02 February 2011
By Manoj More
557 intra–uterine deaths also reported in these hospitals; doctors demand facilities to prevent deaths
An RTI application moved by Newsline also revealed that 377 babies died in the neonatal intensive care units (NICUs) of both hospitals last year.
Of the 6,369 babies born at Sassoon last year, 5,897 survived. The hospital recorded 314 IUD deaths while 158 babies died within a month of their birth in its NICU. At YCM hospital, 5,730 babies were born, 243 IUDs recorded while 219 babies died in the NICU.

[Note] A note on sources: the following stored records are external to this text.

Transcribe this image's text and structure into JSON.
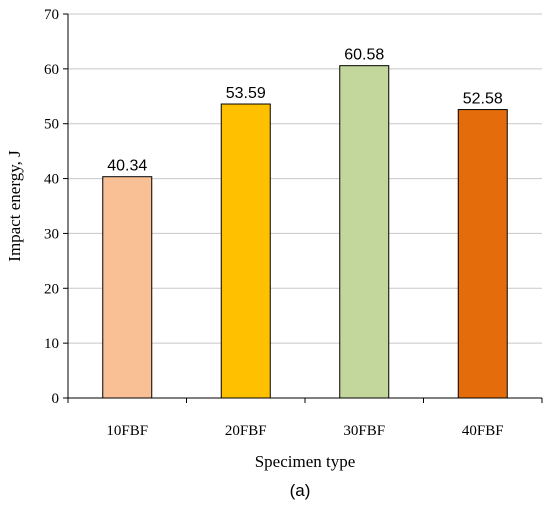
{
  "chart_data": {
    "type": "bar",
    "categories": [
      "10FBF",
      "20FBF",
      "30FBF",
      "40FBF"
    ],
    "values": [
      40.34,
      53.59,
      60.58,
      52.58
    ],
    "data_labels": [
      "40.34",
      "53.59",
      "60.58",
      "52.58"
    ],
    "bar_colors": [
      "#F9C096",
      "#FFC000",
      "#C3D69B",
      "#E46C0A"
    ],
    "xlabel": "Specimen type",
    "ylabel": "Impact energy, J",
    "ylim": [
      0,
      70
    ],
    "yticks": [
      0,
      10,
      20,
      30,
      40,
      50,
      60,
      70
    ],
    "grid": true,
    "legend": "none"
  },
  "caption": "(a)"
}
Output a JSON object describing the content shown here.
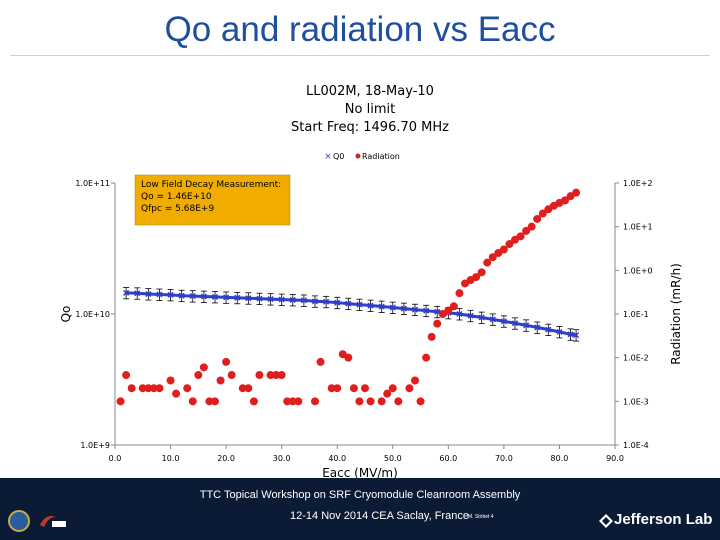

The major causes of deaths of babies in NICUs were respiratory distress syndrome, sepsis, asphyxia and congenital diseases. The IUDs are attributed to accidents, poor followups by pregnant women, poor nutrition, injuries caused by beating or complications.
While doctors said intra–uterine deaths can be reduced with good perinatal care, they pointed out that the NICU deaths were preventable provided the hospitals put in place a well–equipped NICU. "A wellequipped NICU can save hundreds of lives," said M S Swaminathan, gynaecol ogist at a private hospital.
"After operation, a baby immediately requires ventilator. If there is no ventilator support, a baby dies in no time," said Dr Umesh Vaidya, head of NICU unit at KEM Hospital. He said the survival rate of babies at KEM Hospital was high because of a well–equipped NICU.
"We have as many as 10 ventilators."
Dr Sambrey said surfactant and higher antibiotics were costly and beyond the reach of poor patients. "Sassoon has a limited budget. We cannot provide surfactant and higher antibiotics to each and every patient."
Dr Sambrey said UIDs could be prevented but because of poor followups, pregnant women suffer. He, however, said things would change in two months.
Sassoon dean Dr Renu Bharadwaj said she needed time to investigate the matter. "But, I will initiate corrective action so that we could save many babies."
While doctors said the YCMH NICU needed ventilators, YCMH superintendent Dr Anand Jagdale said there were enough ventilators. PCMC medical chief Dr Nagkumar Kunachgi said fund shortage was a problem for upgrading the NICU infrastructure. Municipal Commissioner Asheesh Sharma said funds would not be a problem. "If babies have to be saved, fund shortage will not come in the way. I will see what we could do to save the babies."